Yahoo recently announced their quarterly earnings which are fairly in line with analyst estimates, but that can hardly be called victory for the once leading innovators and tech giants of the early Silicon Valley Tech companies.
WHATS GOING ON?
When the current CEO Marissa Mayers was announced as the CEO of Yahoo many employees and shareholders cheered believing Mayers will bring the struggling company back to its glory. However now it seems that Mayers is joining the group of the ever lackluster CEOs, that have tried to revive Yahoo. Yahoo’s current Market Cap is around $27 billion but that value is greatly contributed by it’s $30b stake in Alibaba (which as a company itself is hitting some rough patches this year).
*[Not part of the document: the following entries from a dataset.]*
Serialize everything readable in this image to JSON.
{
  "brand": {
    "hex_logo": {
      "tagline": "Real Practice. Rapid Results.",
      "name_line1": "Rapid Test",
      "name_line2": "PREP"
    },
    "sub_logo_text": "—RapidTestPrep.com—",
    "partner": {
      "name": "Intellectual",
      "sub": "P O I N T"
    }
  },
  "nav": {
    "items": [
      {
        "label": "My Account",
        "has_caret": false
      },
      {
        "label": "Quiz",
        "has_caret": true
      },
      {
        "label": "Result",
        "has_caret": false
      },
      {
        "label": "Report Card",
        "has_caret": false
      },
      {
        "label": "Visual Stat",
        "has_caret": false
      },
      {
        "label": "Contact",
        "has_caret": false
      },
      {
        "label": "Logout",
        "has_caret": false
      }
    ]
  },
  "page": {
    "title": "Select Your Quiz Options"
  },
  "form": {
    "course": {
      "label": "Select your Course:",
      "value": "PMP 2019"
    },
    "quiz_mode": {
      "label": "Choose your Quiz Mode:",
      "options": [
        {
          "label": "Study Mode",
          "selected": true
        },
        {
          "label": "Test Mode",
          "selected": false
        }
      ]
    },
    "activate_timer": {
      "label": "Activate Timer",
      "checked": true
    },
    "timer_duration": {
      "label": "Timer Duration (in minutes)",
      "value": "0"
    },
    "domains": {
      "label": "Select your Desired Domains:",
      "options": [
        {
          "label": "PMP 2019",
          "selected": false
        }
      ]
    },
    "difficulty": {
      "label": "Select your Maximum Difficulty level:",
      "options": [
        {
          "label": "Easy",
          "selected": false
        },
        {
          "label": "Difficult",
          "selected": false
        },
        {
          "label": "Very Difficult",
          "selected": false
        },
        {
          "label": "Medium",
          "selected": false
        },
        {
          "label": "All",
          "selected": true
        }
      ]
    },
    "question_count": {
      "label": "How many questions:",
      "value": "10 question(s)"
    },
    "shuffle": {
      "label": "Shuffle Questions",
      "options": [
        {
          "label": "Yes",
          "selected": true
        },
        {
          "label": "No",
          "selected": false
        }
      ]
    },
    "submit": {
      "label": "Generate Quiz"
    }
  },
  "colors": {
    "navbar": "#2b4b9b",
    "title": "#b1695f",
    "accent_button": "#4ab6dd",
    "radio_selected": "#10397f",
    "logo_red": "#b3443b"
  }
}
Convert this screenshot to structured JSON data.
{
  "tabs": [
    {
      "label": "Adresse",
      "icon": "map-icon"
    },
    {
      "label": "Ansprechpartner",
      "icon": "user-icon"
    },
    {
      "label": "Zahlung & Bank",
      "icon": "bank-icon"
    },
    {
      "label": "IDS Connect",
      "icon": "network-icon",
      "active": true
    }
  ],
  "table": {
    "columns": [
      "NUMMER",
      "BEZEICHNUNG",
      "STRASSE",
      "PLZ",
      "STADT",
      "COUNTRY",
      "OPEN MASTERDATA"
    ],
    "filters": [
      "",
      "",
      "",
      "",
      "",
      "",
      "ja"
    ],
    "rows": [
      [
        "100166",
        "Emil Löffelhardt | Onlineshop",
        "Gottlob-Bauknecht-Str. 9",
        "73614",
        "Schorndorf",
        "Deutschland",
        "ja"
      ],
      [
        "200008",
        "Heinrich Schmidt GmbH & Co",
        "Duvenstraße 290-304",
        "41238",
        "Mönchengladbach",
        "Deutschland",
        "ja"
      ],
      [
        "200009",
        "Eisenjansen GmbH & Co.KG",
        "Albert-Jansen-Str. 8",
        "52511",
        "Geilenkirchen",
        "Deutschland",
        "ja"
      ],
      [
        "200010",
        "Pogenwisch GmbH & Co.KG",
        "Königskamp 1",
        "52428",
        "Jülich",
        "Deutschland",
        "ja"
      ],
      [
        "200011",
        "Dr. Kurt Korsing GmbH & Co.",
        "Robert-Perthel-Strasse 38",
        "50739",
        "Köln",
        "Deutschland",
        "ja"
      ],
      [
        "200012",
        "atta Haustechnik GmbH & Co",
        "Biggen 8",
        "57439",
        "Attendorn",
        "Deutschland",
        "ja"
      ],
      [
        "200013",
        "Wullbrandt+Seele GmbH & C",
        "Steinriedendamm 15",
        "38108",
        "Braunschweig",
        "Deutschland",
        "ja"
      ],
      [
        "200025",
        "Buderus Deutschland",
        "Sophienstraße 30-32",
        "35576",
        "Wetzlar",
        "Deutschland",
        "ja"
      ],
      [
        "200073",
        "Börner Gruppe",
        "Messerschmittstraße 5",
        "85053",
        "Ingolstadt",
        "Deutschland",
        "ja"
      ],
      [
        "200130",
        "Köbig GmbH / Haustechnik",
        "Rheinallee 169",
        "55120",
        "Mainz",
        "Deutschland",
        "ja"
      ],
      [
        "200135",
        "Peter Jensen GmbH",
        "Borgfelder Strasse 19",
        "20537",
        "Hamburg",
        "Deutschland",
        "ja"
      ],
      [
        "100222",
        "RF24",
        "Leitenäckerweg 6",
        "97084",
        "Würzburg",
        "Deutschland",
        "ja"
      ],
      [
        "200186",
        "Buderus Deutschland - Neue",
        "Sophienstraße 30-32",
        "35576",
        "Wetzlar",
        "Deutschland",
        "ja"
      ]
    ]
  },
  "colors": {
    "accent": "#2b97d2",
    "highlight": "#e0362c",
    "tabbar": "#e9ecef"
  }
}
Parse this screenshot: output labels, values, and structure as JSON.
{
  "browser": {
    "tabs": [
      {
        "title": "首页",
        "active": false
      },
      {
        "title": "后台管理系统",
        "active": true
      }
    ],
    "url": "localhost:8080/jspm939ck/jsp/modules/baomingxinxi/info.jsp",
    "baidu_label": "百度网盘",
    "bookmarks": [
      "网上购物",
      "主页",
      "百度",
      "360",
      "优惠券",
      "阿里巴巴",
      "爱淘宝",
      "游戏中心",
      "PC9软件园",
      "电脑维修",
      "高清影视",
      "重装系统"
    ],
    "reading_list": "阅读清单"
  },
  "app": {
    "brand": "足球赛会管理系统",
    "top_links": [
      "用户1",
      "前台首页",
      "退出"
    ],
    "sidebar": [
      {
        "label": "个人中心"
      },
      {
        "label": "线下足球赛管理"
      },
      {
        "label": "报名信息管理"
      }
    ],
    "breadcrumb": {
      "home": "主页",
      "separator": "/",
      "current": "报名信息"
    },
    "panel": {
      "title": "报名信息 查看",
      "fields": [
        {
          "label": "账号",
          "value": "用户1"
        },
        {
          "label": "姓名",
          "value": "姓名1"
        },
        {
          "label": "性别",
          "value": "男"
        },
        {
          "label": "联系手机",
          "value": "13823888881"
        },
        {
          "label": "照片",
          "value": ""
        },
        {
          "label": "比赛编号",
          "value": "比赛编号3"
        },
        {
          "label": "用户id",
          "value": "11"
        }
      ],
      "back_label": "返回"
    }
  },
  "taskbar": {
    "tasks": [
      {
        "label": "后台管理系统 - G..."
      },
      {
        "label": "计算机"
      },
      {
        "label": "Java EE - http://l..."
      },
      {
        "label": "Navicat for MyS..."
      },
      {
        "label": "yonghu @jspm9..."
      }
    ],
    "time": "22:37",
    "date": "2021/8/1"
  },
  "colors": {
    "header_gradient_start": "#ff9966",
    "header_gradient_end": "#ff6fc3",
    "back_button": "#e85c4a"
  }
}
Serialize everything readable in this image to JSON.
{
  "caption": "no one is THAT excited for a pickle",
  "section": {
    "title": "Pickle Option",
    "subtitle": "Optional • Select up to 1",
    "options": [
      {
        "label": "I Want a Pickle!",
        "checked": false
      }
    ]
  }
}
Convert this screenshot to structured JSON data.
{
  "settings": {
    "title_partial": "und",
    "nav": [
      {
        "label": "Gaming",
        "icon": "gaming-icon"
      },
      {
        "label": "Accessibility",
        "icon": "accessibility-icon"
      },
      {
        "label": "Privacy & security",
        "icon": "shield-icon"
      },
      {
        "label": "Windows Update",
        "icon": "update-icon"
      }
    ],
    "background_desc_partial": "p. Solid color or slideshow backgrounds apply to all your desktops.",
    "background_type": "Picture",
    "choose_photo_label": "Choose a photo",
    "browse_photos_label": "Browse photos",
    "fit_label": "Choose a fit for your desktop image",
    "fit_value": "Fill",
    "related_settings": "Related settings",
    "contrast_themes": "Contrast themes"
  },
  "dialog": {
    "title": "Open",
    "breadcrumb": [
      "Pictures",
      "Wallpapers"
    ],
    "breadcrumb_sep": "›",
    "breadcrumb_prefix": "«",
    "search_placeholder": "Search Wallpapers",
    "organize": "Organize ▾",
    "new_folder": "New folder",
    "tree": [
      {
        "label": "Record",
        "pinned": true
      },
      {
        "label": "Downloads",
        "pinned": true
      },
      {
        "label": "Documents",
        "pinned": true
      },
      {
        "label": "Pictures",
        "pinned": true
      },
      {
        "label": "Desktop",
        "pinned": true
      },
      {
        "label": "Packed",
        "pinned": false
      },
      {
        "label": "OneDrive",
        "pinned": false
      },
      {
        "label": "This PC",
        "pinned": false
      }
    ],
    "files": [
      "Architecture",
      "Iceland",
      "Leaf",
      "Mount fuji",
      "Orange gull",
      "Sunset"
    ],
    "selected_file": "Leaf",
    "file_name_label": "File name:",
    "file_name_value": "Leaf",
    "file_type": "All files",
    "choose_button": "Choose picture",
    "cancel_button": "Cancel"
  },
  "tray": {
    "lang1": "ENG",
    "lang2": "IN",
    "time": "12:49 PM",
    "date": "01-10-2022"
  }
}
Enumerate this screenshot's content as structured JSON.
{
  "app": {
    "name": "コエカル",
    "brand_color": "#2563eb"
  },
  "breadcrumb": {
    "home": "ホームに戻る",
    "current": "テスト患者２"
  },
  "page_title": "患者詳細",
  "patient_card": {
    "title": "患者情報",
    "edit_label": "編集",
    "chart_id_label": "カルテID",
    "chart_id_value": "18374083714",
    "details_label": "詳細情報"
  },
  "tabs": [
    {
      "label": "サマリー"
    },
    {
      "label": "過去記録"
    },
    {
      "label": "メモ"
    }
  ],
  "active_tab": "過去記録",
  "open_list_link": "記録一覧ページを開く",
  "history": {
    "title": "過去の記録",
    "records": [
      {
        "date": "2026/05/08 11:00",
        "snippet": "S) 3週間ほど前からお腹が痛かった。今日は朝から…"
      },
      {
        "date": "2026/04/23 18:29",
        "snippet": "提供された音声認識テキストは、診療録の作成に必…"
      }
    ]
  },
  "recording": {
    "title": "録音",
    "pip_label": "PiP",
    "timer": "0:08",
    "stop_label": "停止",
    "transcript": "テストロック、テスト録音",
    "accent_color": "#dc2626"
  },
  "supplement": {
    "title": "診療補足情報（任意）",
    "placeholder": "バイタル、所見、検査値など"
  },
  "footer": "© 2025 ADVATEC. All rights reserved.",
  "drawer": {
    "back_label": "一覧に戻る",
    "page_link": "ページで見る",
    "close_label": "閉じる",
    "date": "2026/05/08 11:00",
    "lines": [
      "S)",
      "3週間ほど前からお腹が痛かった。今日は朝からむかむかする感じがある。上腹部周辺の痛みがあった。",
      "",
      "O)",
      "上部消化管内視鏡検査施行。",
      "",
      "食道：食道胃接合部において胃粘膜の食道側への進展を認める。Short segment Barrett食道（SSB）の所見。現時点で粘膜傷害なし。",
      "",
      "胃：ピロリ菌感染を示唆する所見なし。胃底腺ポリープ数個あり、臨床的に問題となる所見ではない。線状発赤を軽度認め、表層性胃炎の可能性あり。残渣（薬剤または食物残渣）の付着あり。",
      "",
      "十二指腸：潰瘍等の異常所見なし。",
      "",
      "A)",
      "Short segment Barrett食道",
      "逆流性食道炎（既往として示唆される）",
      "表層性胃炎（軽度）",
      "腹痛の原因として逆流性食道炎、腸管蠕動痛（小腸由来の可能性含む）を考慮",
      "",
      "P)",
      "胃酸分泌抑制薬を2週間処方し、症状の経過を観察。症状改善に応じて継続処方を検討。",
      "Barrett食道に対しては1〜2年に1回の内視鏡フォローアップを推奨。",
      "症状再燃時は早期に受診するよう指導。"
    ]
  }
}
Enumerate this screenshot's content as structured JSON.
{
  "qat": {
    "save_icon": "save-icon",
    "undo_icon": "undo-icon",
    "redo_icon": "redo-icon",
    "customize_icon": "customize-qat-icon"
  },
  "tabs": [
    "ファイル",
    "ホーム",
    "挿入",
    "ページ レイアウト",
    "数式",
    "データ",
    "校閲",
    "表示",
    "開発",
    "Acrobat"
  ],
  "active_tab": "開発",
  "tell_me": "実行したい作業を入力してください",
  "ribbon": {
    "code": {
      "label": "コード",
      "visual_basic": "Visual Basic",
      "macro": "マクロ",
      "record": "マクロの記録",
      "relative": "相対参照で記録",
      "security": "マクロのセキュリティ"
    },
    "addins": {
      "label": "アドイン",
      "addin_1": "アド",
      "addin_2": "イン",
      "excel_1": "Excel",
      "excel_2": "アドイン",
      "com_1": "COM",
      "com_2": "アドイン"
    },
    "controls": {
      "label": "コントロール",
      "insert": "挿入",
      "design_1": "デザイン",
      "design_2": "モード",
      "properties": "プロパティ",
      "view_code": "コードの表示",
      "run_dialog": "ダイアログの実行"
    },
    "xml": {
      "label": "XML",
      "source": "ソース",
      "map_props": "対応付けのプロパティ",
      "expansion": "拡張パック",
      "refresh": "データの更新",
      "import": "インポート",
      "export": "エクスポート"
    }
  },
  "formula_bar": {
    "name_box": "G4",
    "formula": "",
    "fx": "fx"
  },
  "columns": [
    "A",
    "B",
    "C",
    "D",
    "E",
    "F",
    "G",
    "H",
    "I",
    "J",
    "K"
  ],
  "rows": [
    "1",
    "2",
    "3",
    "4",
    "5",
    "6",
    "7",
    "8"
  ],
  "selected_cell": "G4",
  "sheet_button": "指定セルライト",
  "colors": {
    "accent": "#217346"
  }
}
Many attribute Yahoo’s failure to its over purchasing of many companies (around 20) in a short time span (13 months or so), which brought no essential value to the company as a whole.
Solution?
One commonly suggested solution, that Yahoo might try to do is to make Yahoo more focus on the useful parts of it’s companies and try to figure out a way to spin-off its Alibaba holdings ( favorably, tax wised).
My Opinion (Note I’m obviously not an expert)
I would suggest Yahoo take up an Alphabet/ Berkshire Hathaway like structure (which they might be currently trying to do), and structure their company with the profitable or could be profitable businesses.
These would be Yahoo Search, Yahoo Finance, Yahoo Sports, Yahoo Mail, Tumblr, and Flicker, and it’s Alibaba holdings. This focus on core businesses would allow the company to focus their resources and employees on what makes Yahoo, Yahoo and give the ! behind its logo an actual meaning.